Sono convincimenti che sembrerebbero nascere dalla mente d’un fautore dell’antropocentrismo del rinascimento o sgorgare violenti addirittura dalla bocca d’un audace promotore dell’individualismo illuminista. Invece sono sofferte affermazioni dell’ultraottantenne filosofo francese, che Paolo VI continuava ad ascoltare e meditare. Il sodalizio culturale Maritain-Pacelli, in effetti, risaliva già a quarant’anni prima, quando, sfidando le opposte dottrine marxiste e neofasciste, nel 1925, Maritain aveva pubblicato i “Tre Riformatori. Lutero, Cartesio, Rousseau”, in cui criticava fermamente i principi professati dai tre “riformatori”: “l’avvento dell’io” di Lutero; “l’incarnazione dell’angelo” di Cartesio; “il santo della natura” di Rousseau. Riconosciuta e rispettata l’oggettività della realtà storica in cui avevano operato i tre pensatori, Maritain analizzava con indagine seria i contenuti e gli esiti delle idee proposte dai tre, concludendo che in ogni caso si era trattato di riforme illusorie. Infatti, Lutero falliva, perché il suo spirito mancava di religiosità; Cartesio doveva fallire, perché dubitava dello stesso strumento razionale; Rousseau sarebbe stato condannato a sbagliare, perché si fondava sul preconcetto dell’intrinseca malvagità della dimensione sociale degli uomini. Maritain, comunque, si professava anche aperto e disponibile a ogni seria ulteriore meditazione, da concretizzarsi mediante il rispetto reciproco e l’esplicazione della verità lealmente creduta da ciascuno.
Dopo appena due anni, il trentenne sacerdote Montini, nella “Festa dell’Epifania 1928”, firmava la sua traduzione del saggio maritainiano, dichiarando: “Se la sapienza di queste limpide pagine potesse convincere qualche giovane che s’ha da essere cauti a parlar di riforme, cioè ad inventare sistemi nuovi e mai prima scoperti, e a procedere nel pensiero e nella vita con la spavalda e avventurosa libertà degli egoisti e dei rivoluzionari, credo che sarebbe raggiunto scopo sufficiente e opportuno anche per i nostri tempi e per il nostro paese”.

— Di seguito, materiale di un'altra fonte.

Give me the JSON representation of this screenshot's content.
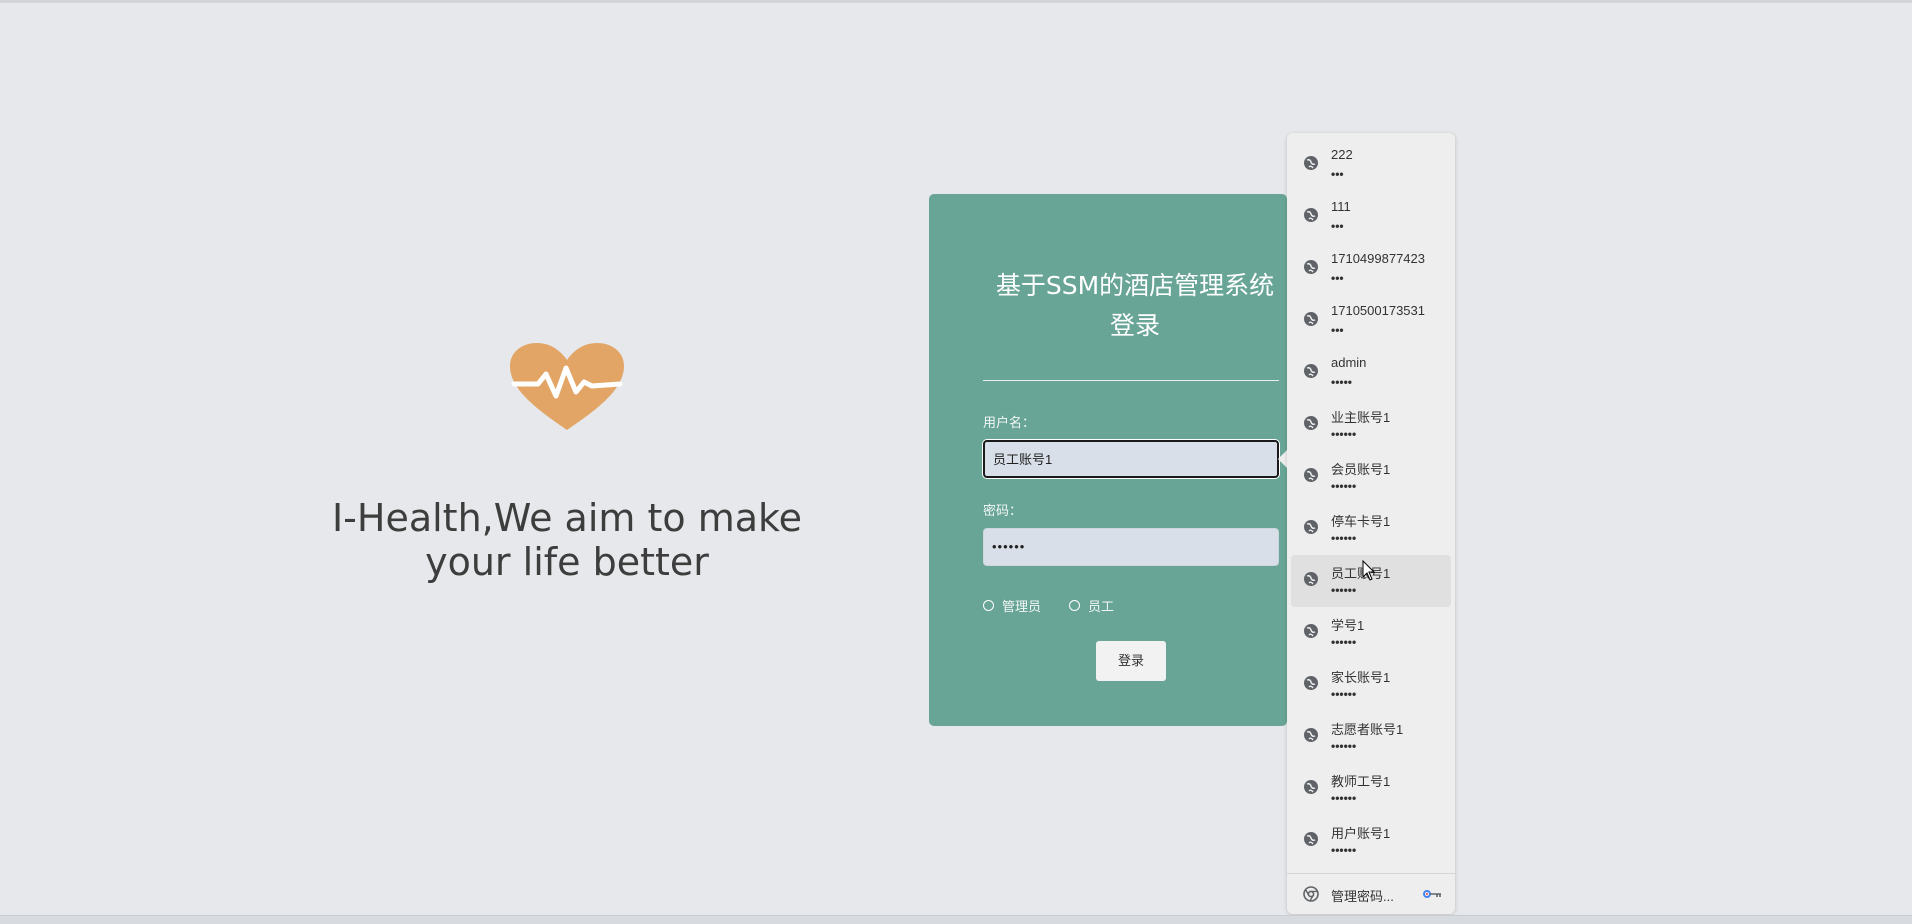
{
  "branding": {
    "logo_icon": "heart-pulse-icon",
    "slogan_line1": "I-Health,We aim to make",
    "slogan_line2": "your life better",
    "logo_color": "#e2a565"
  },
  "login": {
    "title_line1": "基于SSM的酒店管理系统",
    "title_line2": "登录",
    "username_label": "用户名：",
    "username_value": "员工账号1",
    "password_label": "密码：",
    "password_value": "••••••",
    "roles": [
      "管理员",
      "员工"
    ],
    "submit_label": "登录",
    "card_color": "#68a596"
  },
  "autofill": {
    "items": [
      {
        "user": "222",
        "pass": "•••"
      },
      {
        "user": "111",
        "pass": "•••"
      },
      {
        "user": "1710499877423",
        "pass": "•••"
      },
      {
        "user": "1710500173531",
        "pass": "•••"
      },
      {
        "user": "admin",
        "pass": "•••••"
      },
      {
        "user": "业主账号1",
        "pass": "••••••"
      },
      {
        "user": "会员账号1",
        "pass": "••••••"
      },
      {
        "user": "停车卡号1",
        "pass": "••••••"
      },
      {
        "user": "员工账号1",
        "pass": "••••••"
      },
      {
        "user": "学号1",
        "pass": "••••••"
      },
      {
        "user": "家长账号1",
        "pass": "••••••"
      },
      {
        "user": "志愿者账号1",
        "pass": "••••••"
      },
      {
        "user": "教师工号1",
        "pass": "••••••"
      },
      {
        "user": "用户账号1",
        "pass": "••••••"
      }
    ],
    "item_icon": "globe-icon",
    "manage_label": "管理密码...",
    "manage_icon": "chrome-icon",
    "key_icon": "key-icon"
  }
}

Maritain per aver scritto questo lavoro aveva sopportato critiche e ironie; Montini, per averlo condiviso, tradotto e diffuso, era atteso da ostilità e malevolenze. Tra i due pensatori s’instaurarono una frequentazione e un‘amicizia vive e solide. Nel 1978, infatti, due mesi prima di morire, papa Montini indicò come “atto importante” dell’intera sua azione pontificale quella solenne “Professione di fede”, che dieci anni prima aveva pronunciato in piazza San Pietro a nome di “tutto il popolo di Dio”. La genesi di quella professione di fede è testimoniata dalle lettere del comune amico card. Elvetico Charles Journet, ora raccolte nel volume 3 della “Correspondence Journet-Maritain” pubblicato nel 1998. Vi si legge come fu incaricato proprio Maritain a preparare un testo adeguato alle intenzioni del pontefice. Il filosofo stese il contenuto della professione solo “come bozza”, che il cardinale avrebbe presentato al papa, il quale, però, lo accettò subito, ritenendo un “miracolo che tutti i punti difficili sono stati toccati e riposti in luce”.
Chiunque voglia dedicarsi a “riformare” qualcosa con serietà e senza manie di protagonismo, chiunque senta il bisogno (o il dovere) d’impegnarsi con leale generosità per il bene comune, potrebbe trovare feconda ricchezza di suggerimenti nell’approfondire il pensiero e nel ripercorrere il modello di vita di questi due protagonisti, che hanno scritto la storia recente, attingendo copiosamente all’esperienza anche del passato, cui hanno guardato con umile rispetto e profonda gratitudine.